During the season, opposing batters were the ones blown away by Kershaw, who has been featured in Sports Spectrum in several exclusive interviews the past few years.
He threw a no-hitter this season, had a stretch of 41 scoreless innings, and he led the league in victories (he was 21-3), winning percentage (.875) and ERA (1.77), leading that category for the fourth straight year and becoming the first pitcher to ever do that. He also struck out 239 and walked only 31.
The Cy Young Award, which Kershaw won unanimously, was his second straight and third in four years, making him the youngest to win that many so early in his career.
All of that while missing five weeks near the beginning of the season because of a strained muscle in his upper back.
While his dominance on the baseball diamond was evident, his passion to help others was even more so.
His foundation, Kershaw’s Challenge (www.kershawschallenge.com), which was very active this year, points people to Christ, as evidenced in the opening sentence of its mission statement: “Kershaw’s Challenge is a Christ-centered, others-focused organization. We exist to encourage people to use whatever God-given passion or talent they have to make a difference and give back to people in need. We want to empower people to use their spheres of influence to positively impact communities and to expand God’s Kingdom. We believe that God can transform at-risk children and neighborhoods through the benevolence and impact of others.”

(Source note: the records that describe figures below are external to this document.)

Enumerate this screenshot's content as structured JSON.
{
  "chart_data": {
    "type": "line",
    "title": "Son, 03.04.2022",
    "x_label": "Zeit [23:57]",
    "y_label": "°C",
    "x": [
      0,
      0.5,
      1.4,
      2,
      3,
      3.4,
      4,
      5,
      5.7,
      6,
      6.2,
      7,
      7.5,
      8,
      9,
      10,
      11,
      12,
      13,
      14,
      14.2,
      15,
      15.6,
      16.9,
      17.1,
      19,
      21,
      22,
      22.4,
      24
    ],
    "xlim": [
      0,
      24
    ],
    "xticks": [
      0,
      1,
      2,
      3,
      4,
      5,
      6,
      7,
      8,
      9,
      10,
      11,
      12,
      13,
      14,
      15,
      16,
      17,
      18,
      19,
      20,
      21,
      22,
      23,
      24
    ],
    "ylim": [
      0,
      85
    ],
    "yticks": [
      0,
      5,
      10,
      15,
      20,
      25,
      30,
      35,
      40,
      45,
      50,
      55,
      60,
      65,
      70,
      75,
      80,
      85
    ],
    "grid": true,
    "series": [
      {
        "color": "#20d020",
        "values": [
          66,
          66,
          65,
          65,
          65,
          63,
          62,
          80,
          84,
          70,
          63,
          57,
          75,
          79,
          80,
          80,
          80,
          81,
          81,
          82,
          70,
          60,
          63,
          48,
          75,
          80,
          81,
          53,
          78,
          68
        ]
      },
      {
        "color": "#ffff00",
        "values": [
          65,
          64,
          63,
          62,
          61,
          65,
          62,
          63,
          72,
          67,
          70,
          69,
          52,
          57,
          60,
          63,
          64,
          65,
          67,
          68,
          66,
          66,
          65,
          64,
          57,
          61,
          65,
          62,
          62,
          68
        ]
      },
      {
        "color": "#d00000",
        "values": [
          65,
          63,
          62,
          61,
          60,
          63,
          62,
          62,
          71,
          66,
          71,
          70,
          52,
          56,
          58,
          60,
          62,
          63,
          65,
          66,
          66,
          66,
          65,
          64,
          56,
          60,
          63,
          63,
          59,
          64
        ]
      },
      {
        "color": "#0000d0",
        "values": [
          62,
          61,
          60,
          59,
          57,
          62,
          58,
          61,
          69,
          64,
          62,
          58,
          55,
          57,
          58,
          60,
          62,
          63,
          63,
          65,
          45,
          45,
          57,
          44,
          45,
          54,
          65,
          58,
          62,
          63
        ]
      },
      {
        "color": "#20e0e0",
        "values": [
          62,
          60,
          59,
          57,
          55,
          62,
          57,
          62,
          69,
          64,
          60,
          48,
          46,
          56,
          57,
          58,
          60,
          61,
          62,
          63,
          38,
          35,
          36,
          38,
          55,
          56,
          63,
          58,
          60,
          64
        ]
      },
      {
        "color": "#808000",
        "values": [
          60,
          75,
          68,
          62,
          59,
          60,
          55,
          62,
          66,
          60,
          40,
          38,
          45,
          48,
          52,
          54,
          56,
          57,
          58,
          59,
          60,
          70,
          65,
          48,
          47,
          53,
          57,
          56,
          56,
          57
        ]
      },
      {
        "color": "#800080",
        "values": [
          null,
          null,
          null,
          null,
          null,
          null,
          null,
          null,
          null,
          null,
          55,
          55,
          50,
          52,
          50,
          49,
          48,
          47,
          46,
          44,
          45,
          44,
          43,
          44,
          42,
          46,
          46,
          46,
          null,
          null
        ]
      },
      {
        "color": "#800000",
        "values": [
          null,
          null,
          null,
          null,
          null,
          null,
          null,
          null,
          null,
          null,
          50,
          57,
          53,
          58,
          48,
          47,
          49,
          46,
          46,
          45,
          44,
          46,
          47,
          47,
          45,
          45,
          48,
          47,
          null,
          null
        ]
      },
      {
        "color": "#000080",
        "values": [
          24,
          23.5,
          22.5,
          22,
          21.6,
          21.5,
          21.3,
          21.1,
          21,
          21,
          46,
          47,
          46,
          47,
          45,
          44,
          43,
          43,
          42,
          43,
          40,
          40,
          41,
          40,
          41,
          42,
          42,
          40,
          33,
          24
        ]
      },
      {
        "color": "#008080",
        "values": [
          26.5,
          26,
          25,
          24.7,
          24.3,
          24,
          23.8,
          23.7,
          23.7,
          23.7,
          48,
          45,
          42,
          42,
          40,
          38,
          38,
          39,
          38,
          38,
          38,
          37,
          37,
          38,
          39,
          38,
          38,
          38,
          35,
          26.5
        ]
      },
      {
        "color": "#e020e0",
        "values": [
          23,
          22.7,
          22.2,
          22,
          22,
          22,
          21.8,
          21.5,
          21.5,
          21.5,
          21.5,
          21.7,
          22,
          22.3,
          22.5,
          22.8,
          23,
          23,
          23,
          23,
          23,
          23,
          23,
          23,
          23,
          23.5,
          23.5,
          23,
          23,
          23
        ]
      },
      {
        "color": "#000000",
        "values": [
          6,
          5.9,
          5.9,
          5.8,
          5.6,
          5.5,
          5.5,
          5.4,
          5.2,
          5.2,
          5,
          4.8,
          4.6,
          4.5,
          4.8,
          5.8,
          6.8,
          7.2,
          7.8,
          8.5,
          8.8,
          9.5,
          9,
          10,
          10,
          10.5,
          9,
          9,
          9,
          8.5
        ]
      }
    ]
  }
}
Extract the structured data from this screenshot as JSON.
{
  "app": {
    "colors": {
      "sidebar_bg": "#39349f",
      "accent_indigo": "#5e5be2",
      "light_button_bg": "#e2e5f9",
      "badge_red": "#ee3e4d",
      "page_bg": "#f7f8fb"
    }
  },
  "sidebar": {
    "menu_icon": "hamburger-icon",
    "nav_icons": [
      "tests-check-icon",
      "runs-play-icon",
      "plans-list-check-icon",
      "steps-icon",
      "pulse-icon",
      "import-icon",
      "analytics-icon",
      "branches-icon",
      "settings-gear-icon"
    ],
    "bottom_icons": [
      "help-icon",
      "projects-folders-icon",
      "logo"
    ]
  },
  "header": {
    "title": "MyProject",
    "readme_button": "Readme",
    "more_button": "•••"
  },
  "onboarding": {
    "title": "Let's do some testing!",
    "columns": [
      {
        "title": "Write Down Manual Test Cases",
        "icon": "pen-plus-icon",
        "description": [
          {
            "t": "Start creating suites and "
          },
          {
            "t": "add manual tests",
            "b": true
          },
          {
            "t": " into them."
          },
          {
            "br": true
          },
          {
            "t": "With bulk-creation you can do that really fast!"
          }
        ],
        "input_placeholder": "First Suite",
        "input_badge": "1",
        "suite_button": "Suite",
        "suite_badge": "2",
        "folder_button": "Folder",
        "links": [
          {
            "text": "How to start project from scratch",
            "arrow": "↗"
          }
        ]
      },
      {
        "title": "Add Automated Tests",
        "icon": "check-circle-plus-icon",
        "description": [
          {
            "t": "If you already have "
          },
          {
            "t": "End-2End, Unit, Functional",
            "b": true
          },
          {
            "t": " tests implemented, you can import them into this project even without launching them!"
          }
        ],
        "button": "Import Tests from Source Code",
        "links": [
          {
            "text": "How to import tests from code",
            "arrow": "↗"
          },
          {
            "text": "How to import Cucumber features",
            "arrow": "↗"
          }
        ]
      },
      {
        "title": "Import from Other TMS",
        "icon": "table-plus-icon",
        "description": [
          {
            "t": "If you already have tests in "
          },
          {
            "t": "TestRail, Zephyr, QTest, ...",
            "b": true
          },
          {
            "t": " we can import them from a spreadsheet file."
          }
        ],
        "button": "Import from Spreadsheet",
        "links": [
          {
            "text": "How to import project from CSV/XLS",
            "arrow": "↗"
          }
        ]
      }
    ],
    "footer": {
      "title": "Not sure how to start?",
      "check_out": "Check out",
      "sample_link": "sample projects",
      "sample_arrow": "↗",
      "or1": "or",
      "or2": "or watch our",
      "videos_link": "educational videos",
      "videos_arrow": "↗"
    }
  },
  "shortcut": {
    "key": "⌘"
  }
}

This past year, Kershaw’s Challenge partnered with four organizations to help reach people all over the world and 100 percent of donations were distributed to these organizations, with each receiving 25 percent (CURE International for their help in providing surgeries for children in Zambia; Arise Africa to build another children’s home; Dream Center, which ministers to people in Los Angeles and Mercy Street, which is building a “Field of Dreams” Little League field in the inner-city of the Kershaw’s hometown of Dallas, Texas.
“For me it’s about the legacy you leave off the field,” Kershaw said in an I Am Second video about his faith and how it inspires him and his wife to give back. “We’re just doing the part that God gave us. You can’t think that we can change the whole country by ourselves, but God can.”